Claiming at 62 reduces benefits by approximately 30% compared to waiting until 67. The exact reduction depends on your birth year and full retirement age, but the reduction is permanent and applies to every check you receive.
Can I increase my Social Security by waiting past 70?
No. Delayed retirement credits stop at age 70. Your benefit increases 8% annually from full retirement age to 70, then stays flat. Claiming after 70 provides no additional increase.
What's the break-even age for claiming Social Security early vs. late?
Break-even typically occurs around age 80–82. If you live past this age, waiting to claim at 70 usually results in higher lifetime benefits than claiming at 62.
Does my spouse get Social Security if I claim early?
Yes, but their spousal benefit is also reduced. If you claim before your full retirement age, your spouse's benefit is reduced by up to 32.5%, depending on their age. If you wait until your full retirement age to claim, your spouse can receive their full 50% spousal benefit at their own full retirement age.
Should I claim Social Security if I'm still working?
If you claim before full retirement age and earn over $23,400 annually (2024), Social Security reduces benefits $1 for every $2 earned above that threshold. If you have substantial income, waiting until full retirement age eliminates the earnings test entirely.

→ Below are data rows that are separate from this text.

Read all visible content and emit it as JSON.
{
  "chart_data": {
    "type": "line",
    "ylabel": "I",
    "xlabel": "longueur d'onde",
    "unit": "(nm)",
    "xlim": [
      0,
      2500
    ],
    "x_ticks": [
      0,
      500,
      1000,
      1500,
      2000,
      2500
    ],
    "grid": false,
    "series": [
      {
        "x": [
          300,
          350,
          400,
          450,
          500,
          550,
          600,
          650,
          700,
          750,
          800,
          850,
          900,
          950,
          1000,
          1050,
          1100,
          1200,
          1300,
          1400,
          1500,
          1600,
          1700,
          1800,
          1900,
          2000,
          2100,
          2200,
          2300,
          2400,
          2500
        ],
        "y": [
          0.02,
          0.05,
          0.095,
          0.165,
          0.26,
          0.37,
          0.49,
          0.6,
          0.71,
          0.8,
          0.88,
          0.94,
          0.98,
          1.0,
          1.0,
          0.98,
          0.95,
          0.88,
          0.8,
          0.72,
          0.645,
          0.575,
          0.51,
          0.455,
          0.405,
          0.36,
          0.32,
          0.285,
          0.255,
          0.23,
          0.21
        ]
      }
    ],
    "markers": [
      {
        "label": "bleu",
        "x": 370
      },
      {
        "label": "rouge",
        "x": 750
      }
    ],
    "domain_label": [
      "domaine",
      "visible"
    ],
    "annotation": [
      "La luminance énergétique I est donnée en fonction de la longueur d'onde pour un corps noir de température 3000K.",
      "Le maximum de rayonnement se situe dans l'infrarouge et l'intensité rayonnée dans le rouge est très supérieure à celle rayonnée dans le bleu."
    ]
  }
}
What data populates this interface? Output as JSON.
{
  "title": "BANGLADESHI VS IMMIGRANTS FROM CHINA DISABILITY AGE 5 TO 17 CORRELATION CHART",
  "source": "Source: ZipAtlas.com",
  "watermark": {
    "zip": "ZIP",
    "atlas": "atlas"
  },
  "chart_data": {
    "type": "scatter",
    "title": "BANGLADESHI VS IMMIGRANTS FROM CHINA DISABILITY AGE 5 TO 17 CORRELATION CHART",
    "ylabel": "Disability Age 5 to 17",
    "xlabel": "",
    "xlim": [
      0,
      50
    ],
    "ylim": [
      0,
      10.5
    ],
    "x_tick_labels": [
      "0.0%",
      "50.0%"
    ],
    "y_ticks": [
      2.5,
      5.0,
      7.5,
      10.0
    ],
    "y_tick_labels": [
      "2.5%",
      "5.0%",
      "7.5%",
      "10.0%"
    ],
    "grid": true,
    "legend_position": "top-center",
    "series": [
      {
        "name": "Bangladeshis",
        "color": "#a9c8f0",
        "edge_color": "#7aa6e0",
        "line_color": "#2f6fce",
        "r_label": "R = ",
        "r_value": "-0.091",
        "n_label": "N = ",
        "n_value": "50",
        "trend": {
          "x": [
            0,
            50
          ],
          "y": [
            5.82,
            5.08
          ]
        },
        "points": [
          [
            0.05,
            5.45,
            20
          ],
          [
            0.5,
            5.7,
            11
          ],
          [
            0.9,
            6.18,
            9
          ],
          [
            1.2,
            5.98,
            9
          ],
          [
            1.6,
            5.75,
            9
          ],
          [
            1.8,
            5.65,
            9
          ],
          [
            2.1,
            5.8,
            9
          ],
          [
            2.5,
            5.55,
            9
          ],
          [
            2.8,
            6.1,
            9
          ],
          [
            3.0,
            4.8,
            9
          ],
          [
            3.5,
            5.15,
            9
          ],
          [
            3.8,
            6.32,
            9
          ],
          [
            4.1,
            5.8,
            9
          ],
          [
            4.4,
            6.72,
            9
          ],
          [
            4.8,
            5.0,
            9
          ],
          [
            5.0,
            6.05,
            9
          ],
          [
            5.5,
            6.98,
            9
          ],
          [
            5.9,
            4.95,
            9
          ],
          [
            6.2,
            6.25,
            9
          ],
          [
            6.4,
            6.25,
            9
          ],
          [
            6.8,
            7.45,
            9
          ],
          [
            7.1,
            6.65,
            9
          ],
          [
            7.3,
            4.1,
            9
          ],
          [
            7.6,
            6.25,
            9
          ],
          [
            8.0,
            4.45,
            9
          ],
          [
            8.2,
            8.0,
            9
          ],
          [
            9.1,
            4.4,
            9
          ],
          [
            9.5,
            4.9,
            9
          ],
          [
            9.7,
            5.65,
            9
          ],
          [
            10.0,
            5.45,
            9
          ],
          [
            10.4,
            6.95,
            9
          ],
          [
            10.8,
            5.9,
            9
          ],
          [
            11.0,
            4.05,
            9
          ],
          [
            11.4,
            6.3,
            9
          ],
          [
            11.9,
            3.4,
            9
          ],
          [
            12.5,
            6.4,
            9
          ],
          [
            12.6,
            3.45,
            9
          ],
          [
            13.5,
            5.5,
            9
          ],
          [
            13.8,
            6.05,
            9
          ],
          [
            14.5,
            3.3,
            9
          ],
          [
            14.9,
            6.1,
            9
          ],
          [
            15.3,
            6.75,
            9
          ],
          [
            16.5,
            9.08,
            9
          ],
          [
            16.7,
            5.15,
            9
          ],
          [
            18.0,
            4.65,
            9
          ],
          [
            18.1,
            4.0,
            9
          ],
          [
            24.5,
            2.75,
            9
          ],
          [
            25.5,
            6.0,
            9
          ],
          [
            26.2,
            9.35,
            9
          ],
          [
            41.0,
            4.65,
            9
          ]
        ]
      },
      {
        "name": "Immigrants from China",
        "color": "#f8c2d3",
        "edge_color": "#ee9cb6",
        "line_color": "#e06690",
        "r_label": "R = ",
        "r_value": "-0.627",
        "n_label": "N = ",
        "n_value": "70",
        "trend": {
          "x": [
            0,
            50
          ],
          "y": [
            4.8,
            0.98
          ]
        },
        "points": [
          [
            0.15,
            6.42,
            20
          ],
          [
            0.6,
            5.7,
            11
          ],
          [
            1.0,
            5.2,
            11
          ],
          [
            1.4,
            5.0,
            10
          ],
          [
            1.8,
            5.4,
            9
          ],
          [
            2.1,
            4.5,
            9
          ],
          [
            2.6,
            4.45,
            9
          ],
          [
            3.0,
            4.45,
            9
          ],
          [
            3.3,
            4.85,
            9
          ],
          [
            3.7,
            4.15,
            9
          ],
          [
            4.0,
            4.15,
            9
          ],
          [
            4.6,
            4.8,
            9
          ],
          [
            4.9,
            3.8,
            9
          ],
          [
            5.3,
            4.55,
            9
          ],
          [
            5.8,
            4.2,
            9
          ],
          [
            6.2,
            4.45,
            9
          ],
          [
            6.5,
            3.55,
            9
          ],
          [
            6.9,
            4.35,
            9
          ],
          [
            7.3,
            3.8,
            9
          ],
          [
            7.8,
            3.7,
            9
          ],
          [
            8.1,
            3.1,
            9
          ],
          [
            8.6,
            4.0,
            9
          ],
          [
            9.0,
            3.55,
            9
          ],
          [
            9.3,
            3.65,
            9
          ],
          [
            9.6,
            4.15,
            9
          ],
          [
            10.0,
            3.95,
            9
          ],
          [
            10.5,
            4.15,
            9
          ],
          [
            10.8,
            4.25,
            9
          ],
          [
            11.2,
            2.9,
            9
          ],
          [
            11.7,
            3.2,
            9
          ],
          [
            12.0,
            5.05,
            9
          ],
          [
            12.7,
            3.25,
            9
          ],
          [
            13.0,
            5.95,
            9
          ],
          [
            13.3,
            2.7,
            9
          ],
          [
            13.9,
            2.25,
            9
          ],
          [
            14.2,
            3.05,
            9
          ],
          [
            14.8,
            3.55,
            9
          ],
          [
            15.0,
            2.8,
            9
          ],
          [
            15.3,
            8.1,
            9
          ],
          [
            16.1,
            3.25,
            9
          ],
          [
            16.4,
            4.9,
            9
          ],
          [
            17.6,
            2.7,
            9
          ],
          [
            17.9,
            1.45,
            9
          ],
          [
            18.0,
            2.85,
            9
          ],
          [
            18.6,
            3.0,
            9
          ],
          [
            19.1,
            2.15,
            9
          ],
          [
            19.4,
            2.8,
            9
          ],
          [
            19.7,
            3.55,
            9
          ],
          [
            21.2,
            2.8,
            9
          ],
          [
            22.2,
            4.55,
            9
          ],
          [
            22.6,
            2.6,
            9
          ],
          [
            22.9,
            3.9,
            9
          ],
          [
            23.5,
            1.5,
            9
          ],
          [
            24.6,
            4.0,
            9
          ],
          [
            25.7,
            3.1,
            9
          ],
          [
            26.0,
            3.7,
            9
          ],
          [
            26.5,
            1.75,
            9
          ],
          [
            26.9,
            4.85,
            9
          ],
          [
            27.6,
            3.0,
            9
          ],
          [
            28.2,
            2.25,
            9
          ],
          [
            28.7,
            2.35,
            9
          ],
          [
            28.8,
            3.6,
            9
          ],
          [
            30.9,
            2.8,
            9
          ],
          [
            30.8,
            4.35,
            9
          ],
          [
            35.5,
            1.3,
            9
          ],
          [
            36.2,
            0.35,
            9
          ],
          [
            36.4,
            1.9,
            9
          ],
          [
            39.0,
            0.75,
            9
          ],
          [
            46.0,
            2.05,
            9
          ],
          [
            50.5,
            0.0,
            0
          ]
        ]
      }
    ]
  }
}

What if I claimed early and regret it?
You can withdraw your application within 12 months of claiming and repay all benefits received. After 12 months, you're locked in. Some people file and suspend at full retirement age to allow spousal benefits while delaying their own, but this strategy is no longer available to those born after January 1, 1954.
How does claiming age affect survivor benefits for my family?
Your claiming age doesn't directly affect survivor benefits, but delaying your claim increases your Primary Insurance Amount (PIA). A higher PIA means larger survivor benefits for your widow/widower and children. If you have young dependents, delaying increases their protection.